A second motion, which only addressed the tax rate and kept it at $2.52, passed in a 4-2 vote. Voting for that motion by Vogel were Chinn, Hope, Smith, and Vogel. Voting against it were Callison and Dodson.
Callison said he wanted at least a 2 percent pay increase for the schools, and Council should vote for the four-cent tax rate increase. Dodson agreed.
The four-cent increase, if approved, would cost the owner of a $100,000 home an additional $10 per year. Each penny on the tax rate provides about $85,000 in revenue.
The third motion, by Smith, was to make the $538,000 recurring. It passed 4-2. Callison, Dodson, Hope, and Smith voted for it. Chinn and Vogel voted against it.
Next, in a 5-1 vote, the City Council set the transfer to Oak Ridge Schools at $15.493 million, the same as last year but with the $538,000 as recurring funding rather than as one-time money. Callison cast the lone “no” vote.

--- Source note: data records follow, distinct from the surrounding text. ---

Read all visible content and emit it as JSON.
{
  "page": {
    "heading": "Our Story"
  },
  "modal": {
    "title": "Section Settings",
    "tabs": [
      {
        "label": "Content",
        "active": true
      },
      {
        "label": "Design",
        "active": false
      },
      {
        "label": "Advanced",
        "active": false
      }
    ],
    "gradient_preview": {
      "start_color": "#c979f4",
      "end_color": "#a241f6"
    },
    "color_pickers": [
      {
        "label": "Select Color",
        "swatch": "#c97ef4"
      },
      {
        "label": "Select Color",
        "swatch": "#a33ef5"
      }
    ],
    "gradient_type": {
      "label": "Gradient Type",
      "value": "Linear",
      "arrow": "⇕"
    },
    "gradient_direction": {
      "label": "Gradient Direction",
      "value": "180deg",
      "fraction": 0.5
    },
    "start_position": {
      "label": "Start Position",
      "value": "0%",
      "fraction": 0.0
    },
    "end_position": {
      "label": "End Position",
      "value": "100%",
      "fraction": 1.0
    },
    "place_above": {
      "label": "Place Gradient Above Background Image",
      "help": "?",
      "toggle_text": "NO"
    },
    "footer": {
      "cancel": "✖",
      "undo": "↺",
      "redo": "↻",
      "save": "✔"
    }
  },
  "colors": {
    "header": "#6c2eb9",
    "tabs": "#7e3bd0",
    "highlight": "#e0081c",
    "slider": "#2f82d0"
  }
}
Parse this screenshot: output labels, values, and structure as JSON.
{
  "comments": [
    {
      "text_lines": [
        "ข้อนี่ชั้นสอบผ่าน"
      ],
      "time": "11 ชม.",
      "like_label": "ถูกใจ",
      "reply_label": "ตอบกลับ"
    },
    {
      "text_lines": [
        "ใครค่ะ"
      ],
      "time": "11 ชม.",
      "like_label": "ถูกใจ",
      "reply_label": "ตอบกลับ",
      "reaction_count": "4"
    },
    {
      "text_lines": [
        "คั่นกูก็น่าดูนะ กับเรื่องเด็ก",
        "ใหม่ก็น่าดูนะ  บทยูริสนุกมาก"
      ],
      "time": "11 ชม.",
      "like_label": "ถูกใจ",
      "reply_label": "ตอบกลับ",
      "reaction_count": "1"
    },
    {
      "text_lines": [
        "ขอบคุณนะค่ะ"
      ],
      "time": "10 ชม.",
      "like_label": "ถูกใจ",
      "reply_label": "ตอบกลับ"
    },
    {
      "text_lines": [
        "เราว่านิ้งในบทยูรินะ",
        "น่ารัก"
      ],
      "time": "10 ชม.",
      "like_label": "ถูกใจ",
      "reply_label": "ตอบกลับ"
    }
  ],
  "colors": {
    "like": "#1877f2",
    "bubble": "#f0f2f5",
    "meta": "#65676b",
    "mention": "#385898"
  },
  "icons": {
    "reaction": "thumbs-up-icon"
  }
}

Finally, the budget itself, as amended by Council, passed 6-0. Oak Ridge City Manager Mark Watson has said it’s essentially the same budget as last year, with some capital improvements and funding for an energy savings plan for lighting, heating, and cooling systems in the city and schools.
As they considered how much money to give the schools and whether to raise the tax rate, City Council members were reminded that there are a few expensive projects looming, including the new Oak Ridge Senior Center and Oak Ridge Preschool. Officials have said the Preschool could cost around $10 million and the Senior Center could cost roughly $2.2 million, and the city could borrow money for those projects.
Besides those expected expenses, there are also some changes in revenue, including a reduced grocery tax and the phasing out of the Hall income tax, which will mean less money for the city.
The budget for the next fiscal year, which starts July 1, doesn’t include pay raises for city employees. But a compensation study is being completed and the proposed budget includes about $360,000 to help address potential pay increases that could go into effect after the compensation study is completed, possibly in October, Watson said.
The Monday night vote was the first reading of the municipal budget. Council could amend the budget on second reading, but it’s not clear yet that any member will try to make any more changes. The second and final reading is Thursday, June 15. That meeting has been rescheduled from Monday, June 12.
The city budget totals $196 million in all funds, including in the general, waterworks, electric, capital, school, and other funds. The general fund totals $23.2 million.
The city provides around 28-29 percent of the school system’s funding. Other major sources of funding are the county (somewhere around 28 percent) and state (roughly 41 percent or so). The schools also have some federal funding.
More information will be added as it becomes available.